StuCo ready for annual spirit week

Homecoming events set for Sept. 24-28

Ava Amos

Spanish teacher Mrs. Kim Jamell said she uses various strategies to keep her online students focused.

Spirit Week, which starts on Sept. 24 and ends on Sept. 28, is just around the corner and every class is in it to win it.

Spirit Week involves each class competing against each other and trying to rack up as many spirit points as it can. Every class has its own theme and decorates a specific hallway based on that theme.  There are also a daily themes throughout the week. All students can dress up for the theme of the day. “(StuCo) all bring ideas to a meeting and brainstorm. Then we voted,” Spanish teacher Mrs. Kim Jamell, who serves as one of the council’s faculty moderators, wrote in an email.

Those daily themes: Meme Day, Sept. 24; Tacky Tourist, Sept. 25; juniors and seniors are senior citizens/freshmen and sophomores are babies, Sept. 26; All-Out Irish, Sept. 27; and then class themes on Homecoming, Sept. 28.

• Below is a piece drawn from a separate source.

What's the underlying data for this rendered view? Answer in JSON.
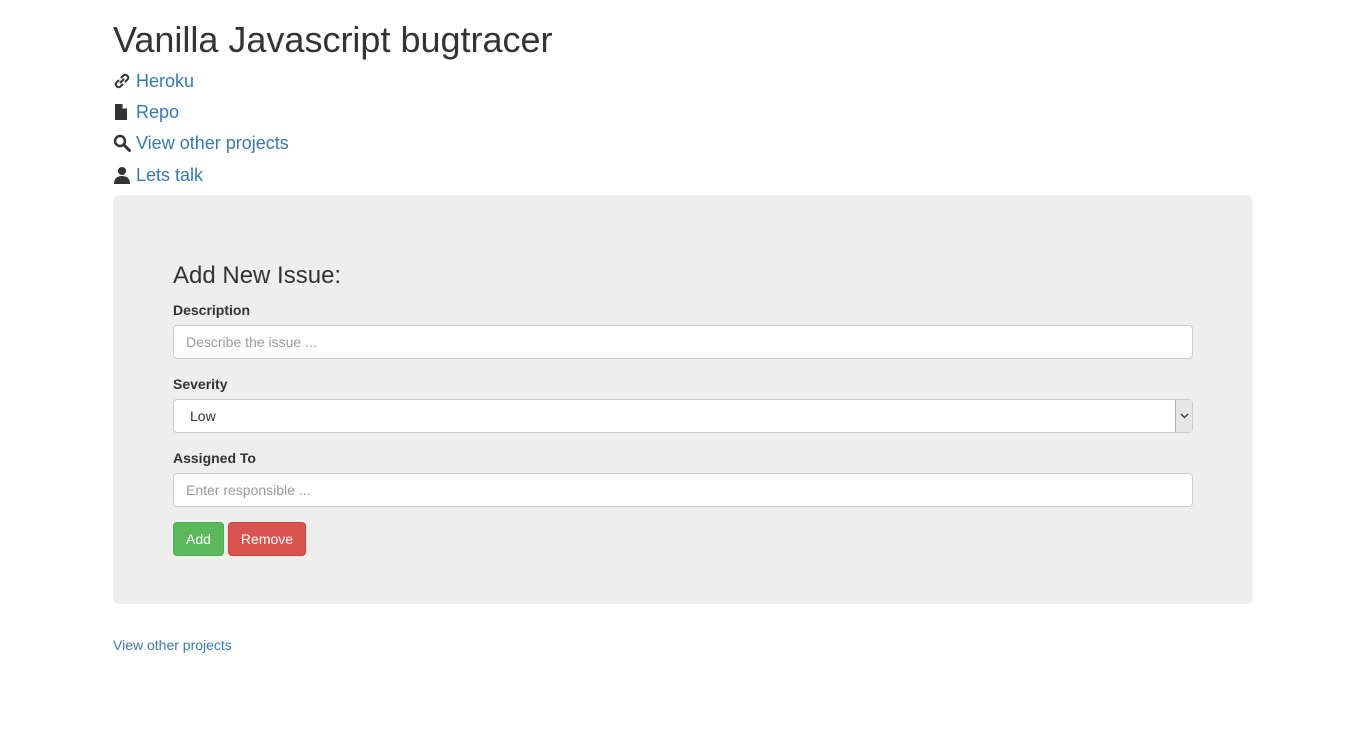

The class officers and their adult class moderators think up the class themes, Jamell said. Students can get points for dressing up and it counts for their class. Each day during Spirit Week, teachers in specific periods will tabulate how many students actually put in an effort to dress up. Those points then go in for the class’s points toward the spirit stick.

Who wins the spirit stick is based off of how each class does in each of the categories. “The judges are people who understand Cathedral but do not have any connection to any kids in any grade,” Jamell said in an email.

She also said that she has a tally sheet running all week and that’s how class points are tracked. There are other ways to earn spirit points, however. For example, students could also attend school events and participate in activities, such as the Homecoming dance, hallway decorating and raffle ticket sales.

Finally, it all comes down to Sept. 28 when all of the points are tallied and it’s determined which class takes home the stick. If there would be a tie, then the tie breaker would be the amount of service hours completed by each of the grades. If one class accumulates the most spirit points, then that class wins the spirit stick and continues one of the school’s many storied traditions.